The 1997 formula identified the right problem in Medicare but the wrong solution. The proposed fix, HR 4015, would replace the formula with financial rewards and penalties for doctors based on the quality and efficiency of their work. The idea is to prepare and motivate doctors to abandon the conventional Medicare payment system (called “fee for service”) in favor of alternatives that encourage doctors to deliver better results at lower cost.

That’s easier said than done. The healthcare industry can’t yet do some of the things the new approach calls for, such as measuring quality for all types of care and identifying the most efficient way to treat each ailment. And while the industry has been experimenting with alternatives to fee for service, some of the most promising ideas haven’t proved to save money.

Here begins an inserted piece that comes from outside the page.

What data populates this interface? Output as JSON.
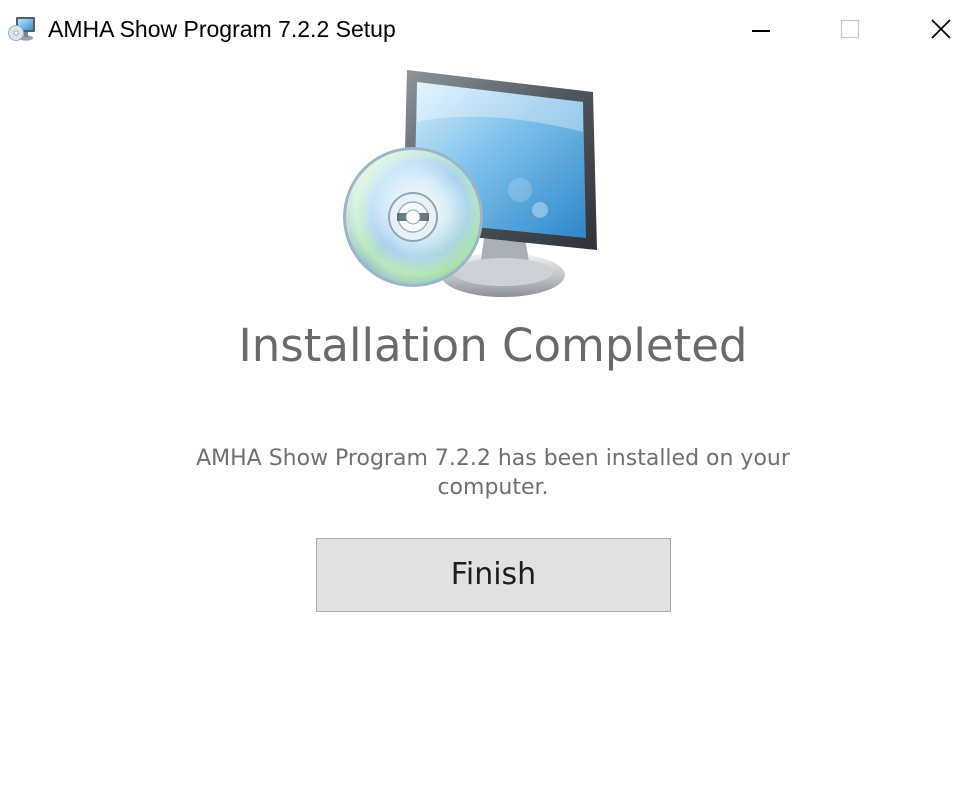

Nevertheless, the measure is the right step forward, aligning Medicare with efforts by employers and private insurers to control healthcare costs without reducing quality. And the bipartisan support for it means that lawmakers will be more likely to adjust the law as needed in the future, rather than just fighting over whether to repeal it, as they’ve done with the 2010 Affordable Care Act. Better known as Obamacare, that law also tried to promote alternatives to Medicare’s fee-for-service system. But it didn’t repeal the 1997 formula; hence the continued search for a replacement.

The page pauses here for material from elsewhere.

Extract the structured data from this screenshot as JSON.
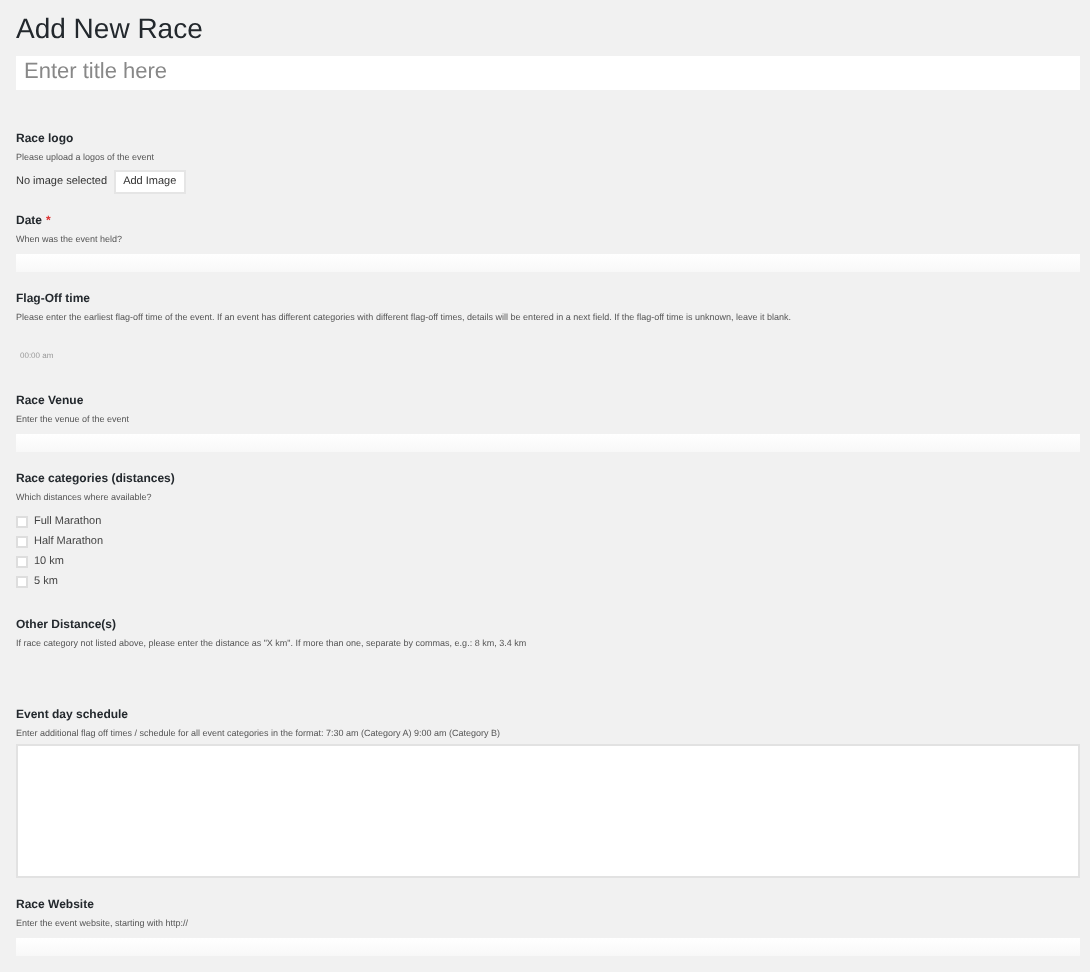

The estimated cost of the measure is almost $140 billion over the coming decade, but that’s a misleading artifact of the Congressional Budget Office’s methodology. The CBO compared HR 4015, which provides for small or no annual increases in physicians’ fees, to the cost of enforcing the current formula, which Congress simply will not do. Regardless, there are several potential ways to pay for the measure by making Medicare more efficient, including a Senate proposal to manage the care of the sickest beneficiaries better, and a plan to unify Medicare’s coverage for hospital stays and doctor visits under a single deductible. Whatever lawmakers do, they shouldn’t pay for the improved system by making it harder for seniors to obtain care. But they need to get rid of the current formula, and HR 4015 offers the best chance yet to do it.

[For the Record, March 3, 10:30 a.m.: The original headline on this editorial said “Medicaid,” not “Medicare.” The legislation at issue deals only with Medicare’s payments to physicians.]